A little-noticed proposed change in Internal Revenue Service regulations could have devastating effects for charter school teachers by making them ineligible for state retirement plans, and they could stand to lose much of the money that they already have accrued.
The proposed rule, released with little fanfare near the end of last year, would make major changes to the definition of "governmental plans," the federal standard for who can be considered a government employee for the purposes of participating in state pension systems.
"The IRS did not have charter schools in their sights, but whether they had them in their sights or not, it could have negative consequences for us," said Todd Ziebarth, vice president for state advocacy and support at the National Alliance for Public Charter Schools. "Our concern is that this could raise some questions. It's a gray area around whether charters would meet the test."
The proposed change would establish five criteria for determining eligibility in state retirement plans, the most troublesome of which, from the point of view of whether charter school teachers could participate, is a provision stating that "the governing officers either are appointed by state officials or publicly elected." Another condition is that a government body must be responsible for all the debt a participating institution accumulates.

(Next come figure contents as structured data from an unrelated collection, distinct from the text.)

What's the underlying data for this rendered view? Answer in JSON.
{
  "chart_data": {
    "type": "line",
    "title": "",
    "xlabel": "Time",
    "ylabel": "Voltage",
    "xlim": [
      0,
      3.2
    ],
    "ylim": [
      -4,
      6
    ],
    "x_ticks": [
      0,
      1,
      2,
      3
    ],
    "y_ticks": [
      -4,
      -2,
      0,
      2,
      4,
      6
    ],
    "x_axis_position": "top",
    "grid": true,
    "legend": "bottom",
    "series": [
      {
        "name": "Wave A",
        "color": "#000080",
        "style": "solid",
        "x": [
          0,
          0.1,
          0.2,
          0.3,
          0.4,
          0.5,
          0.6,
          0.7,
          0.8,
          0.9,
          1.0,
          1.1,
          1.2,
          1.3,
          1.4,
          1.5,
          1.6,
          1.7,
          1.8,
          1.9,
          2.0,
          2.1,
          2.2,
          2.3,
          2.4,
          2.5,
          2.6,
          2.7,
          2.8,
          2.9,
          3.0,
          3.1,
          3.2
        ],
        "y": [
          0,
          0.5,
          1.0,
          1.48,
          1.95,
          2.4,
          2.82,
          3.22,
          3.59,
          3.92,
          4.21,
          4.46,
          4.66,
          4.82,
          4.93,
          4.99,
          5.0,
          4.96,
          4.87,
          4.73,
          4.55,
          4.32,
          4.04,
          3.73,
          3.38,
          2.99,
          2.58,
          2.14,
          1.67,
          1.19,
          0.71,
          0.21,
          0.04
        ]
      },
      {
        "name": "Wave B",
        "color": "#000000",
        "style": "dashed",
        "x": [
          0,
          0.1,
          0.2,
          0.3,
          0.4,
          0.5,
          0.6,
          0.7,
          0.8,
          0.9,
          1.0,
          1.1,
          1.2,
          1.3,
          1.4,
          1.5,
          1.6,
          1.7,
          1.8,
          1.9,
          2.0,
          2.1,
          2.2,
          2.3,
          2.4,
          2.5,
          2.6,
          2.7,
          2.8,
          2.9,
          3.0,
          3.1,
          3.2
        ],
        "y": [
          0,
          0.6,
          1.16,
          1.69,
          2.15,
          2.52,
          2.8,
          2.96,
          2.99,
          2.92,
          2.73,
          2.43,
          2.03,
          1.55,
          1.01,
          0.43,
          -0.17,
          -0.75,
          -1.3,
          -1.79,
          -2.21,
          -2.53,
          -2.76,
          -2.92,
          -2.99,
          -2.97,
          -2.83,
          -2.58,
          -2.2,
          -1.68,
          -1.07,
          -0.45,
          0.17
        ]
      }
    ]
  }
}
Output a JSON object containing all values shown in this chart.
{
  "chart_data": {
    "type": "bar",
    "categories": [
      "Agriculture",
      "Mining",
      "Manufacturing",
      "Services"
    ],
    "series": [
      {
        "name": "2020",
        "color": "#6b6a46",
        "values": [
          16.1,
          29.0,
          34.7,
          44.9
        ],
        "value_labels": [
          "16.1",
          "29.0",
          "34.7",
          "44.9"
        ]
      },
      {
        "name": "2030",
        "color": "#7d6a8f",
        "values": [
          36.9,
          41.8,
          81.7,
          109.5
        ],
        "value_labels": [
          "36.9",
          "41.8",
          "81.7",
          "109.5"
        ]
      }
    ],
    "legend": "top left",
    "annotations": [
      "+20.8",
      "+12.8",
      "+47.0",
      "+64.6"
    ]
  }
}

On the surface, charter schools may not meet either criteria because they are not wholly public institutions. For example, elected school boards do not have hiring or firing power over the employees at a charter school, and charter schools can go bankrupt and out of business without a government guarantee of their debts.
NAPCS estimates that if the rule is enacted, more than 95,000 charter school teachers nationwide — more than 93 percent of the charter workforce — would be forced either to leave their schools or risk losing their pensions.
After an uproar from the charter school community, the IRS last week extended until June a public comment period for the proposed rule, which could go into effect as soon as this summer.
Several Republican members of Congress also are putting pressure on the IRS to clarify its rule or risk inflicting a crippling blow to charter schools, which are responsible for educating more than 2 million students in 41 states and the District.
In a letter last week to the IRS, Republican Reps. John Kline of Minnesota, chairman of the House Committee on Education and the Workforce, and Duncan Hunter of California, chairman of the early childhood, elementary and secondary education subcommittee, said the proposed rule "could unfairly jeopardize the retirement security of charter-school teachers."
"The draft regulations could effectively prevent many public charter schools from recruiting or retaining veteran traditional public school teachers, significantly interfering with charter schools' ability to achieve their educational goals," the two men wrote.
In a post on the IRS website explaining why it drafted the rule, the agency said it was attempting to limit governmental-plan eligibility to those working directly for "an agency or instrumentality of the state."
The IRS also says it has become "increasingly concerned with the growing number of requests for governmental-plan determinations from plan sponsors whose relationships to governmental entities are increasingly remote."
The IRS has not named any specific groups of state, county or city employees that could be affected by the change, but in a statement to The Washington Times disputed the notion that the proposed regulation is an attack on charter schools.
"It is important to note that the proposed regulations are in draft form, and that there is nothing in the proposed regulations excluding public charter schools from being treated as governmental entities," the IRS statement said. "The IRS is accepting and reviewing comments. … [T]axpayers with concerns are encouraged to submit comments."